Oil prices sank to the lowest level in seven years on Monday, hammering stocks and raising concern across the globe as markets brace for a US interest rate hike later in the week.
Brent crude – the international standard – fell as low as $36.62 (33.32 euros) a barrel at one point, the lowest it’s been since December 2008. The US standard West Texas Intermediate (WTI) fell below $35 on Monday, the first time that’s happened since February 2009.
Prices have tumbled sharply since mid-2013, when oil was trading closer to $120 per barrel.
Markets in Frankfurt, London and Paris all slid on Monday along with the oil prices, with investors deserting several traditional energy companies, also in the wake of the global climate accord struck at the weekend in Paris.

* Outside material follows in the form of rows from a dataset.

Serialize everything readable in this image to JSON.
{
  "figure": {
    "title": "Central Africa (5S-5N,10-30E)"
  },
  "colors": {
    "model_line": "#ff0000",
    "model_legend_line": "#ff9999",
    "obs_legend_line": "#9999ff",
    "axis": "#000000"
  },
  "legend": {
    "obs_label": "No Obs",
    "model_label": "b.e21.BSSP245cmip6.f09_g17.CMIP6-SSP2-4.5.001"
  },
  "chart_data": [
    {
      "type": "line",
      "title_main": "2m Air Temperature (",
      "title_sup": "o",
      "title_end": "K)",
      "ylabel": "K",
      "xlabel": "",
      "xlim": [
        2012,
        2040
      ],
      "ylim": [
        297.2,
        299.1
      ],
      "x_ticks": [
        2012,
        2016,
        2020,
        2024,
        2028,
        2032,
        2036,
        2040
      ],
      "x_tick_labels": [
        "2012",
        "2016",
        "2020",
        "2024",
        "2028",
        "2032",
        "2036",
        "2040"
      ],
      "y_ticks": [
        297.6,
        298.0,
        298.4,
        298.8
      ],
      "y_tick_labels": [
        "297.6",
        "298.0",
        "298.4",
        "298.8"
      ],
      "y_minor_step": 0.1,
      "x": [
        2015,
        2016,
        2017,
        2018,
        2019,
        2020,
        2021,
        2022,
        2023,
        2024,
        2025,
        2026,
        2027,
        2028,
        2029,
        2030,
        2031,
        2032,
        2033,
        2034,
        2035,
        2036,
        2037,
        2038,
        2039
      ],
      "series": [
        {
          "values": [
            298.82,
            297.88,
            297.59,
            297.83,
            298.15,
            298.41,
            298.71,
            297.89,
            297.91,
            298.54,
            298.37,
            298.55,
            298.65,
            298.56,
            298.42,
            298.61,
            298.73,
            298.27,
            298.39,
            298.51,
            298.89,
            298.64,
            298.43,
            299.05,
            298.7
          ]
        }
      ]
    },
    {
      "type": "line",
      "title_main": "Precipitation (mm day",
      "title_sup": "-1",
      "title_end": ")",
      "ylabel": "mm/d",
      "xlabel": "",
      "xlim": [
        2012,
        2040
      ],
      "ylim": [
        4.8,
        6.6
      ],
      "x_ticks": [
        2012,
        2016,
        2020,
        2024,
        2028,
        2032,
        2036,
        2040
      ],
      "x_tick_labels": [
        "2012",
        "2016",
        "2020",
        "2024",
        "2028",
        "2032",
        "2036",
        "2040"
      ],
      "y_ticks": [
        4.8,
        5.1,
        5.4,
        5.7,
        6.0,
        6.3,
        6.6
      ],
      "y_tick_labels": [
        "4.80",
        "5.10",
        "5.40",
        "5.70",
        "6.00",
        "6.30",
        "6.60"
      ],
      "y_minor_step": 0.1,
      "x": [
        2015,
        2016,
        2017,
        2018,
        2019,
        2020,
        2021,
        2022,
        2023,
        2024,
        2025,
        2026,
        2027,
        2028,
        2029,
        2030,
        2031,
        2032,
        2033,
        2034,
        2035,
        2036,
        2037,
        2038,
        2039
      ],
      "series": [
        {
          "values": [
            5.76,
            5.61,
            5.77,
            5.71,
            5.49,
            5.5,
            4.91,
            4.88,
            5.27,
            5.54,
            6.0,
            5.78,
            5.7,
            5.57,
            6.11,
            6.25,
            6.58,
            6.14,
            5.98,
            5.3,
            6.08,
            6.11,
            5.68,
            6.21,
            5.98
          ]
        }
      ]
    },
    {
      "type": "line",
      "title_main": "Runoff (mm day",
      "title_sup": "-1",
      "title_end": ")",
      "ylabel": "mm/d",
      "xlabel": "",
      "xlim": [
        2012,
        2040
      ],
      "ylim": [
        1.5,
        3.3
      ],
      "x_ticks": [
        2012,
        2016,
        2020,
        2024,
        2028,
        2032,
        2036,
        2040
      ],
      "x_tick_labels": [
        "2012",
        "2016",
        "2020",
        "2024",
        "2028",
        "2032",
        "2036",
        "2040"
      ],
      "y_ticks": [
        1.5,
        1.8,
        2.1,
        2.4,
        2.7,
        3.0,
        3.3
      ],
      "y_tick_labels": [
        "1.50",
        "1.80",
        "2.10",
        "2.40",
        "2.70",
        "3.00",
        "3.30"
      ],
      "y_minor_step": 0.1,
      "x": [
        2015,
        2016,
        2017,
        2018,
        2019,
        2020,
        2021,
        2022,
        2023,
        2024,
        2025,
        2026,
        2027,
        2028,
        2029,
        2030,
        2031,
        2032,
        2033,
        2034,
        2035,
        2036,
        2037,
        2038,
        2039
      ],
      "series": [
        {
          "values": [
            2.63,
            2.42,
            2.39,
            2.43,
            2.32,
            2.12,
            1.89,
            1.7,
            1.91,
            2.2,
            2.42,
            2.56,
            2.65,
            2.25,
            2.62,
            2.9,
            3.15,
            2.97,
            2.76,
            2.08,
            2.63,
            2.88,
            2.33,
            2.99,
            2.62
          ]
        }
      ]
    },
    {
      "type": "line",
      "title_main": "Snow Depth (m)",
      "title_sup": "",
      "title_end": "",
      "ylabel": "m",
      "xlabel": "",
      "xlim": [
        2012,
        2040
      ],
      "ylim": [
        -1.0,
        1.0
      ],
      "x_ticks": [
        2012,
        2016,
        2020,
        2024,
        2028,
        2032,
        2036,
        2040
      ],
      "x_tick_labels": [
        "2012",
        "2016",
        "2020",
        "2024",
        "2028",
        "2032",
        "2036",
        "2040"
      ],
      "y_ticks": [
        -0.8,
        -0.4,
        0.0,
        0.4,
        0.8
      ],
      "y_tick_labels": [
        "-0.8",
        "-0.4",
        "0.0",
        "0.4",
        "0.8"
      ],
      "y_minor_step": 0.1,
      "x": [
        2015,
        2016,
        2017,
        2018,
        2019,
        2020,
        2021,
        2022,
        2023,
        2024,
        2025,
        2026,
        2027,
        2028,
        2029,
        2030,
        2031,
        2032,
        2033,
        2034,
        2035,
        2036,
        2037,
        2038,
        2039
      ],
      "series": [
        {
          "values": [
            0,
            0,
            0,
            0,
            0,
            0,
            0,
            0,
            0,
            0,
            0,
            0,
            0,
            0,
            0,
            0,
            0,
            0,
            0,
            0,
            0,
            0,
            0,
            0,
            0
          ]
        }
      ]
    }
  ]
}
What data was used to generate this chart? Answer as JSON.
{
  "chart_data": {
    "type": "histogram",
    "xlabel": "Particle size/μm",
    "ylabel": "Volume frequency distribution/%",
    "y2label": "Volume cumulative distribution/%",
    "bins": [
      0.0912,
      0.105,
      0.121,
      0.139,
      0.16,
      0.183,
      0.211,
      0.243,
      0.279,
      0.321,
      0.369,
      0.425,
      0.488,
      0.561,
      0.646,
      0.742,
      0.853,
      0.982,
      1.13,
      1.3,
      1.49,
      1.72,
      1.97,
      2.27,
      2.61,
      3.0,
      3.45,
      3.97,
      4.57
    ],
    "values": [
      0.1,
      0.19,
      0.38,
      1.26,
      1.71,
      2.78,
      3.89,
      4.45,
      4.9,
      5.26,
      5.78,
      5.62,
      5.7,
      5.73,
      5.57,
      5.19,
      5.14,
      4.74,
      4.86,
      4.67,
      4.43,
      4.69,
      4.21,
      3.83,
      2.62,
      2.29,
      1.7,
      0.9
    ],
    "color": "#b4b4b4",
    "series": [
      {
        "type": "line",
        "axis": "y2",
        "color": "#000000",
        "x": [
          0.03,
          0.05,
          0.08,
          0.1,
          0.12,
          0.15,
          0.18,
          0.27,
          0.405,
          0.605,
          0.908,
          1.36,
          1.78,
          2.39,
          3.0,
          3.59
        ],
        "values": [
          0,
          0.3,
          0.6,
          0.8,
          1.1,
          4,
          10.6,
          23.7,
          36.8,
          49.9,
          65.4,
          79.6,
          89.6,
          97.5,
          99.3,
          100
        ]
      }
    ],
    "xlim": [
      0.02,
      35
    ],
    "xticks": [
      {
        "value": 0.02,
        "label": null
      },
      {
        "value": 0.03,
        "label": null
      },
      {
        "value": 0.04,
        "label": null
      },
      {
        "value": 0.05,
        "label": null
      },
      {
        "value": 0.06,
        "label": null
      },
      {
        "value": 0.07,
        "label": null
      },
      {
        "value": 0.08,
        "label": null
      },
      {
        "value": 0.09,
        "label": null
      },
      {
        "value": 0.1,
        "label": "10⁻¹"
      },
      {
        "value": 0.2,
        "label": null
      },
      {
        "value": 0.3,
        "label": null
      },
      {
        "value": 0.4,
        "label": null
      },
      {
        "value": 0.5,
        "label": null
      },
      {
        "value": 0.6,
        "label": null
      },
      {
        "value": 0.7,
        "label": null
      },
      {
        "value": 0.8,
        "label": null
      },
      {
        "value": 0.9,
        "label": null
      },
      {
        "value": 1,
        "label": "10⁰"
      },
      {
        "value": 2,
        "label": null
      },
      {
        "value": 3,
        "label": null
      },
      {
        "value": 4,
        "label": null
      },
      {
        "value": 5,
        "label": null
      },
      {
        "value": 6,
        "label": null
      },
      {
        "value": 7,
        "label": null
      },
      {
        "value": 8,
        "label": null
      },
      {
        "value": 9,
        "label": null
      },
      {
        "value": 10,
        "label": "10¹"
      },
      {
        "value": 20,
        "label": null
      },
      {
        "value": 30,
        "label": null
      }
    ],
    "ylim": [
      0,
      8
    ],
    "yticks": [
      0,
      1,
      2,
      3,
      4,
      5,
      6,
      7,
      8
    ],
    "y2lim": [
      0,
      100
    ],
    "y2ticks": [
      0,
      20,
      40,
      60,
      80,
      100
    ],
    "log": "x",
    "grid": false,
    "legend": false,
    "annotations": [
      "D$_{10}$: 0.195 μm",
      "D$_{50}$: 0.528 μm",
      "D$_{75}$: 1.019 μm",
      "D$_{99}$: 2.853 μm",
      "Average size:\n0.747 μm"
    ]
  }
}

Shell, BP, Total, Eni, Repsol and OMV prices all slid, some by more than 4 percent, as did indices in key oil-producing countries like Russia and Saudi Arabia. In the US, Chevron, Consol Energy and NRG Energy all took hits in early trading.
The oil-price drop was compounded by investors’ existing jitters regarding a probable interest rate rise from the US Federal Reserve – after nearly a decade of rock-bottom rates – this Wednesday.
The Organization of the Petroleum Exporting Countries (OPEC) decided on December 4 not to cut its output – seeking, among other things, to hinder US shale “fracking” firms from gaining a bigger foothold in the market. OPEC member Iran will also increase production in the near future as sanctions are lifted following the US and EU-brokered nuclear deal earlier this year.